As discussed in https://github.com/JuliaStats/StatsBase.jl/issues/202, alternating Pkg.add(X) and using X statements can lead to errors. According to @tkelman, this could be fixed by making require check staleness by looking at the timestamp instead of a hash.

Example:

$ rm -rf ~/.julia/v0.4
$ rm -rf ~/.julia/lib/v0.4
$ julia -e "Pkg.update()"
INFO: Initializing package repository /Users/tamasnagy/.julia/v0.4
INFO: Cloning METADATA from git://github.com/JuliaLang/METADATA.jl
INFO: Updating METADATA...
INFO: Computing changes...
INFO: No packages to install, update or remove
$ julia
               _
   _       _ _(_)_     |  A fresh approach to technical computing
  (_)     | (_) (_)    |  Documentation: http://docs.julialang.org
   _ _   _| |_  __ _   |  Type "?help" for help.
  | | | | | | |/ _` |  |
  | | |_| | | | (_| |  |  Version 0.4.5 (2016-03-18 00:58 UTC)
 _/ |\__'_|_|_|\__'_|  |
|__/                   |  x86_64-apple-darwin15.4.0

julia> Pkg.add("StatsBase")
INFO: Installing BinDeps v0.4.1
INFO: Installing Compat v0.8.6
INFO: Installing Rmath v0.1.2
INFO: Installing SHA v0.2.0
INFO: Installing StatsBase v0.9.0
INFO: Installing StatsFuns v0.3.0
INFO: Installing URIParser v0.1.5
INFO: Building Rmath
INFO: Package database updated

julia> using StatsBase
INFO: Precompiling module StatsBase...

julia> Pkg.add("Distributions")
INFO: Installing Calculus v0.1.15
INFO: Installing Distributions v0.10.0
INFO: Installing PDMats v0.4.2
INFO: Building Rmath
INFO: Package database updated

julia> using Distributions
INFO: Precompiling module Distributions...
INFO: Recompiling stale cache file /Users/tamasnagy/.julia/lib/v0.4/Rmath.ji for module Rmath.
INFO: Recompiling stale cache file /Users/tamasnagy/.julia/lib/v0.4/StatsFuns.ji for module StatsFuns.
INFO: Recompiling stale cache file /Users/tamasnagy/.julia/lib/v0.4/StatsBase.ji for module StatsBase.
INFO: Recompiling stale cache file /Users/tamasnagy/.julia/lib/v0.4/Distributions.ji for module Distributions.
WARNING: Module Rmath uuid did not match cache file
  This is likely because module Rmath does not support  precompilation but is imported by a module that does.
ERROR: __precompile__(true) but require failed to create a precompiled cache file
 in require at /usr/local/Cellar/julia/0.4.5/lib/julia/sys.dylib
tkelman commented 8 years ago

Pkg check staleness

staleness check happens in using (actually require, which is also used by import), not Pkg

tlnagy commented 8 years ago

Thanks! I updated the original post.

stevengj commented 8 years ago

I see, the problem here is that the timestamp has changed because Pkg.build("Rmath") regenerates its deps.jl file, but the code hasn't actually changed so the rebuild (which triggers #12508) is not actually needed.

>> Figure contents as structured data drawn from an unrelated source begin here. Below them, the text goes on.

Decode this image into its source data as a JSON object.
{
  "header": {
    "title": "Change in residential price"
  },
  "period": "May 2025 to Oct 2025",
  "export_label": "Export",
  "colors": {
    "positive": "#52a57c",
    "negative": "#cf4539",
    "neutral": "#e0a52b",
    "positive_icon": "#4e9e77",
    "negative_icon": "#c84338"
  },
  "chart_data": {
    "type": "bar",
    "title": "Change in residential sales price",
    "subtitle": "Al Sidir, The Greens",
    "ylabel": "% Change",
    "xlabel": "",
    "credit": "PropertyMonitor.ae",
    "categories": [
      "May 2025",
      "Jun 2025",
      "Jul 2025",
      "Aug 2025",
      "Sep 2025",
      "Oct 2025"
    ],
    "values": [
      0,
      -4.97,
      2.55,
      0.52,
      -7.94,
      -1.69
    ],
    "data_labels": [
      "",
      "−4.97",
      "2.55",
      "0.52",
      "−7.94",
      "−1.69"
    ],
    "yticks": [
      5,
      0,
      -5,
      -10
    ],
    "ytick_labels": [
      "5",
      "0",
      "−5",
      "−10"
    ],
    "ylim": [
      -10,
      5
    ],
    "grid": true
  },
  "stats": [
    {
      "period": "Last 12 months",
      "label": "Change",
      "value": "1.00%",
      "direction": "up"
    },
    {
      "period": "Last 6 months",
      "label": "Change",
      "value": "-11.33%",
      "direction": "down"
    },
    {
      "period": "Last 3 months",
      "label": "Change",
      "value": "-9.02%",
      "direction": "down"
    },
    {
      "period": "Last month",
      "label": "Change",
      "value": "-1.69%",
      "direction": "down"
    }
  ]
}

As a workaround, @BinDeps.install could overwrite the deps.jl file only if it has changed.

tkelman commented 8 years ago

that was a workaround I suggested in the StatsBase issue, but I think this could happen for other reasons and might be good for making .ji files easier to redistribute, if the checksum is cheap enough. x-ref https://github.com/JuliaLang/julia/pull/12458#issuecomment-129859137

vchuravy commented 8 years ago

Making staleness depend on the hash would be great for users who work on distributed system (supercomputers and such). @andreasnoack and I have been running into problems sometimes.

stevengj commented 8 years ago

Here is a nice-looking hardware-accelerated BSD-licensed CRC32c implementation in C by Mark Adler: http://stackoverflow.com/questions/17645167/implementing-sse-4-2s-crc32c-in-software/1

stevengj commented 8 years ago

And here is a benchmark of different CRC routines, concluding that Adler's routine is pretty much the fastest.

vtjnash commented 8 years ago

I've always been fairly against doing this with checksums. I agree there needs to be more development here, but I haven't been able to develop a complete proposal yet to address these and other similar issues.

stevengj commented 8 years ago

@vtjnash, doing if !timestamps_match && !checksums_match then regenerate_cache seems like a strict improvement over if !timestamps_match (if the time for the checksum is negligible, which seems likely), by reducing the chance of false positives. What is the nature of your objection?

stevengj commented 8 years ago

Should this be closed in light of the discussion at #18127?